Hors de question donc de voir un investisseur extérieur venir chambouler ce chantier, contrairement aux rumeurs récentes. "Je n'aurai rien contre l'arrivée d'un nouvel actionnaire, mais il devra respecter le projet que l'on veut mettre en place. Je viens d'arriver, ce n'est pas pour m'effacer plus d'un an après, alors que Nice est en pleine construction", précise Jean-Pierre Rivère. La porte est donc ouverte, mais le club azuréen n'est pas dos au mur et l'adhésion au plan de croissance du club est primordiale.

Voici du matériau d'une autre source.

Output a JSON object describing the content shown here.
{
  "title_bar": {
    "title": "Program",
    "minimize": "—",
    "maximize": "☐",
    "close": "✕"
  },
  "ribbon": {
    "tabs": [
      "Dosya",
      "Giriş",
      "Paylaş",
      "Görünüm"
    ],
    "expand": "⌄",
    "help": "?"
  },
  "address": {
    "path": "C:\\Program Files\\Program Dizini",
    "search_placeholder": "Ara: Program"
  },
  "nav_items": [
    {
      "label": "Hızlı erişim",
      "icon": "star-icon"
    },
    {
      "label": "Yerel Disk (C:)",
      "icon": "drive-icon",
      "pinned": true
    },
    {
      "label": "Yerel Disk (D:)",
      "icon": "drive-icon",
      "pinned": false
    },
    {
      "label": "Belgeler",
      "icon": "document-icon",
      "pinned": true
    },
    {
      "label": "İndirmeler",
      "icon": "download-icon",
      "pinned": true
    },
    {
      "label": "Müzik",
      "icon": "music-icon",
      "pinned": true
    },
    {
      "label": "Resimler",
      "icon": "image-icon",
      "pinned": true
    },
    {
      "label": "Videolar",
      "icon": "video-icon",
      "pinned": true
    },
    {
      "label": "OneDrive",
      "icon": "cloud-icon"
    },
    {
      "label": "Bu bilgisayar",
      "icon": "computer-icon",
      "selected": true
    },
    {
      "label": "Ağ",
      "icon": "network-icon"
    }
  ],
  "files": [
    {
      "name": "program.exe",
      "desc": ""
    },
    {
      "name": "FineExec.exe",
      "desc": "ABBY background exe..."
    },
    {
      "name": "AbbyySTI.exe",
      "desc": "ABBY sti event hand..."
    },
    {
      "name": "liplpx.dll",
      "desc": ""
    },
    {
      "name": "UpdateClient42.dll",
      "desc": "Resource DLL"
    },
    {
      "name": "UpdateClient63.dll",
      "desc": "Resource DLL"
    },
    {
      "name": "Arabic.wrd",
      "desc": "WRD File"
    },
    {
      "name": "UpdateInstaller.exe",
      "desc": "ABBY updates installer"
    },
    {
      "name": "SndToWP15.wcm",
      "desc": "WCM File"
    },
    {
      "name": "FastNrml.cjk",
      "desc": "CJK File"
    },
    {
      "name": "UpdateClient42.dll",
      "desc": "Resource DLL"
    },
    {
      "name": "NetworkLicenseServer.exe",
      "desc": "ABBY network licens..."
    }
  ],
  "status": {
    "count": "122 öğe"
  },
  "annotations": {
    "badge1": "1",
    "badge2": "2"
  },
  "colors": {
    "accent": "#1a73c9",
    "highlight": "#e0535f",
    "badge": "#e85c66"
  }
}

Preuve de la nouvelle sérénité du club : le Gym espère dans l'avenir ne plus subir plus l'encadrement de la DNCG qui veille au grain depuis plusieurs années.

 

Identité

 

Rassurant à l'heure où les capitaux du Golfe et de la Russie grignotent le foot européen (au PSG, Malaga, Manchester City, etc.). Même son de cloche en bas de l'échelle. Un groupe de supporteurs - nommé collectif Roberto Serone - a récemment expliqué vouloir détenir 1 % du capital du club à l'image des socios espagnols. Un souhait que Jean-Pierre Rivère comprend et aimerait mettre en place. Pour autant, le président niçois estime qu'il est impossible pour l'instant d'effectuer une telle opération. "C'est encore trop tôt", lance-t-il, même si la direction du club est à l'écoute de ses ultras. La Populaire Sud, où se trouvent les fans du Gym les plus fervents, conservera sa tribune dans le nouveau stade.

 

Autant d'éléments qui permettront - peut-être - à Nice de ne pas connaître le même sort qu'un club comme Le Mans. L'équipe s'est, elle aussi, dotée d'un nouveau stade, mais, à la suite de sa relégation, elle traverse une période dramatique sur le plan financier. La capitale azuréenne souhaite évidemment grandir. Mais sans se renier.